Testing standards are available to quantify the quality of barcode printing. The ISO standards give a quality grade to barcodes from 0 to 4.0. The best barcode is 4.0, 1.5 is usually the lower acceptable bound, and 0 is unusable. Examples of 1D and 2D print quality and symbology standards include:

• ISO/IEC 15416, 1D Print Quality Standard
• ISO/IEC 15415, 2D Print Quality Standard
• ISO/IEC 15434, Symbol Data Format Syntax
• ISO/IEC 16022, International Symbology Specification
• ISO/IEC 29158:2020, Direct Part Mark Quality Guideline
• AIAG B-4 Parts Identification and Tracking
• Clinical/Laboratory Standards Institute, AUTO2-A2 Bar Codes for Specimen Container Identification
• Electronics Industry Association, CEA-706 Component Marking
• U.S. Department of Defense, IUID MIL-STD-130 Permanent and Unique Item Identification

What’s hard about reading barcodes?

Regardless of the style and initial grade of the barcode you’re using, reading problems can crop up. Even with high-quality inks and precise printing, harsh environments and mishandling can result in the degradation of barcodes over time (Figure 2).

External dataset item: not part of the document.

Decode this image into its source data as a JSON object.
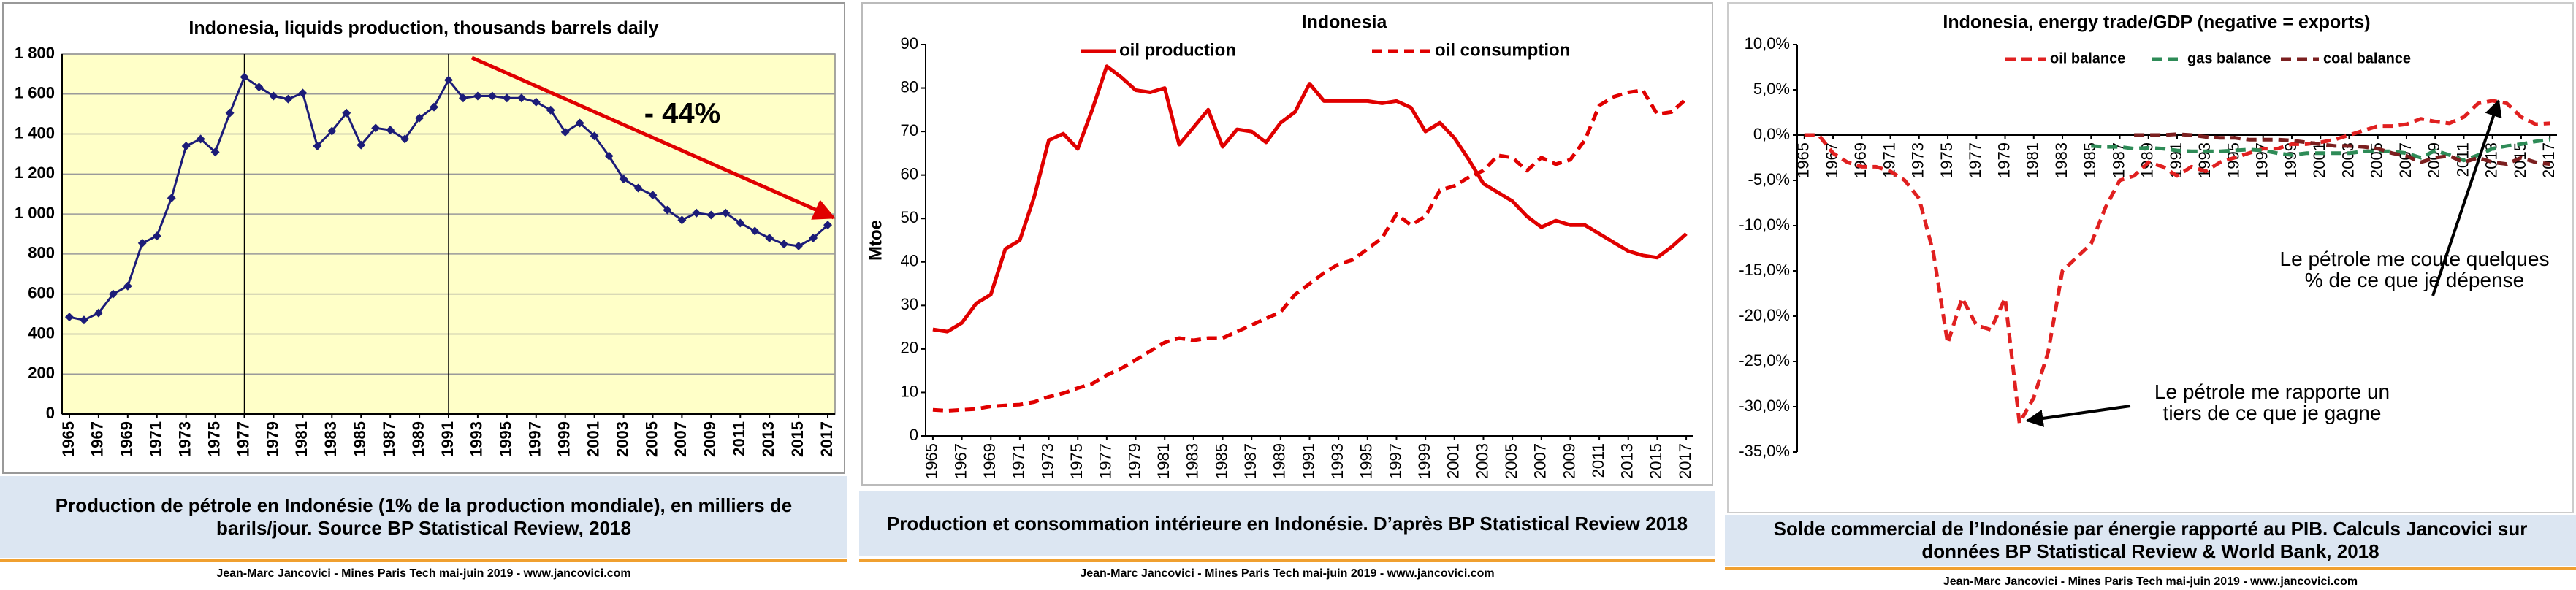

Figure 2: Example of a damaged barcode that some barcode readers can still decode. (Image source: Omron)

In addition to less than pristine barcodes, variations in lighting can make it difficult to read them. If you’re dealing with any of these issues, you can use a reader with an advanced decoding algorithm like X-Mode from Omron, which can reconstruct the discontinuous symbol data from multiple scan lines in order to retrieve information.

High-reliability barcode readers

Omron’s model V430-F000L12M-SRX includes the X-Mode decoding algorithm. It also has autofocus (75 to 1200 millimeters (mm)), a 1.2 megapixel (MP) image sensor, a wide field of view (FoV) of 23 to 417 mm, and integrated red LED lighting (Figure 3). Alternate LED configurations are available.

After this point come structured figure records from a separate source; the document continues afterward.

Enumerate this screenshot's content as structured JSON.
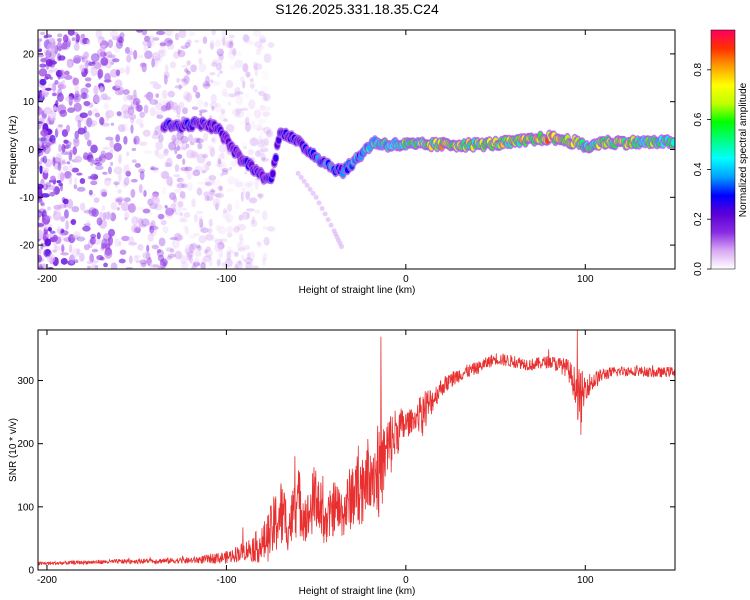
{
  "chart_data": [
    {
      "type": "heatmap",
      "title": "S126.2025.331.18.35.C24",
      "xlabel": "Height of straight line (km)",
      "ylabel": "Frequency (Hz)",
      "xlim": [
        -205,
        150
      ],
      "ylim": [
        -25,
        25
      ],
      "xticks": [
        -200,
        -100,
        0,
        100
      ],
      "yticks": [
        -20,
        -10,
        0,
        10,
        20
      ],
      "colorbar": {
        "label": "Normalized spectral amplitude",
        "range": [
          0.0,
          0.96
        ],
        "ticks": [
          0.0,
          0.2,
          0.4,
          0.6,
          0.8
        ],
        "colors": [
          "#ffffff",
          "#d9a8f5",
          "#8a2be2",
          "#5a00d8",
          "#0000ff",
          "#00a0ff",
          "#00ffff",
          "#00ff80",
          "#00ff00",
          "#c0ff00",
          "#ffff00",
          "#ffa000",
          "#ff3000",
          "#ff0060"
        ]
      },
      "ridge": {
        "name": "spectral line",
        "x": [
          -135,
          -125,
          -115,
          -105,
          -98,
          -92,
          -86,
          -80,
          -75,
          -70,
          -62,
          -55,
          -48,
          -40,
          -35,
          -30,
          -25,
          -18,
          -10,
          0,
          20,
          40,
          60,
          80,
          95,
          100,
          105,
          110,
          130,
          150
        ],
        "y": [
          5,
          5,
          5.5,
          4.5,
          1,
          -2,
          -3.5,
          -5.5,
          -6.5,
          4,
          2,
          0,
          -2,
          -4,
          -4.5,
          -3,
          -1,
          1.5,
          1,
          1,
          1,
          1,
          1.5,
          2.5,
          1.5,
          0.5,
          1,
          1.5,
          1.5,
          1.5
        ],
        "amplitude": [
          0.3,
          0.35,
          0.3,
          0.3,
          0.25,
          0.25,
          0.3,
          0.25,
          0.3,
          0.35,
          0.3,
          0.35,
          0.4,
          0.45,
          0.4,
          0.45,
          0.5,
          0.55,
          0.6,
          0.65,
          0.85,
          0.75,
          0.8,
          0.9,
          0.9,
          0.6,
          0.7,
          0.85,
          0.7,
          0.6
        ]
      },
      "noise_extent_x": [
        -205,
        -75
      ],
      "secondary_track": {
        "x": [
          -60,
          -50,
          -40,
          -35
        ],
        "y": [
          -5,
          -10,
          -17,
          -21
        ]
      }
    },
    {
      "type": "line",
      "xlabel": "Height of straight line (km)",
      "ylabel": "SNR (10 * v/v)",
      "xlim": [
        -205,
        150
      ],
      "ylim": [
        0,
        380
      ],
      "xticks": [
        -200,
        -100,
        0,
        100
      ],
      "yticks": [
        0,
        100,
        200,
        300
      ],
      "series": [
        {
          "name": "SNR",
          "color": "#e83030",
          "envelope_x": [
            -205,
            -180,
            -150,
            -120,
            -100,
            -90,
            -80,
            -75,
            -70,
            -65,
            -60,
            -55,
            -50,
            -45,
            -40,
            -35,
            -30,
            -25,
            -20,
            -15,
            -10,
            -5,
            0,
            5,
            10,
            15,
            20,
            30,
            40,
            50,
            60,
            70,
            80,
            90,
            95,
            97,
            100,
            110,
            120,
            130,
            140,
            150
          ],
          "envelope_y": [
            10,
            12,
            14,
            15,
            20,
            30,
            40,
            60,
            90,
            70,
            110,
            80,
            120,
            70,
            100,
            90,
            120,
            130,
            160,
            150,
            190,
            220,
            230,
            240,
            250,
            270,
            290,
            310,
            320,
            335,
            330,
            325,
            330,
            320,
            290,
            260,
            290,
            310,
            315,
            315,
            312,
            315
          ],
          "noise": [
            3,
            3,
            4,
            5,
            10,
            15,
            30,
            45,
            60,
            40,
            55,
            40,
            60,
            35,
            45,
            40,
            55,
            60,
            60,
            70,
            60,
            40,
            25,
            15,
            40,
            20,
            15,
            12,
            10,
            10,
            10,
            10,
            10,
            15,
            30,
            60,
            20,
            10,
            8,
            8,
            8,
            8
          ]
        }
      ]
    }
  ]
}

Figure 3: The V430-F000L12M-SRX barcode reader uses the X-Mode algorithm, has a wide FoV lens, integrated red LED lighting, and a 1.2 MP sensor. (Image source: Omron)

For less challenging applications, you can choose a reader without the X-Mode algorithm, such as Omron’s V430-F000W12M-SRP. Other models have sensors from 0.3 to 5 MP, and all have double front window construction to minimize moisture condensation in the unit. Depending on the model, connectivity options include Ethernet/IP, Ethernet TCP/IP, and PROFINET.

Conclusion

Selecting the correct barcode format is only the first step in the implementation of a robust traceability solution to satisfy regulatory demands, standards requirements, and legal necessities like product recalls. Numerous factors can make barcodes difficult to read, requiring a high-performance barcode reader that is optimized for your specific operating conditions.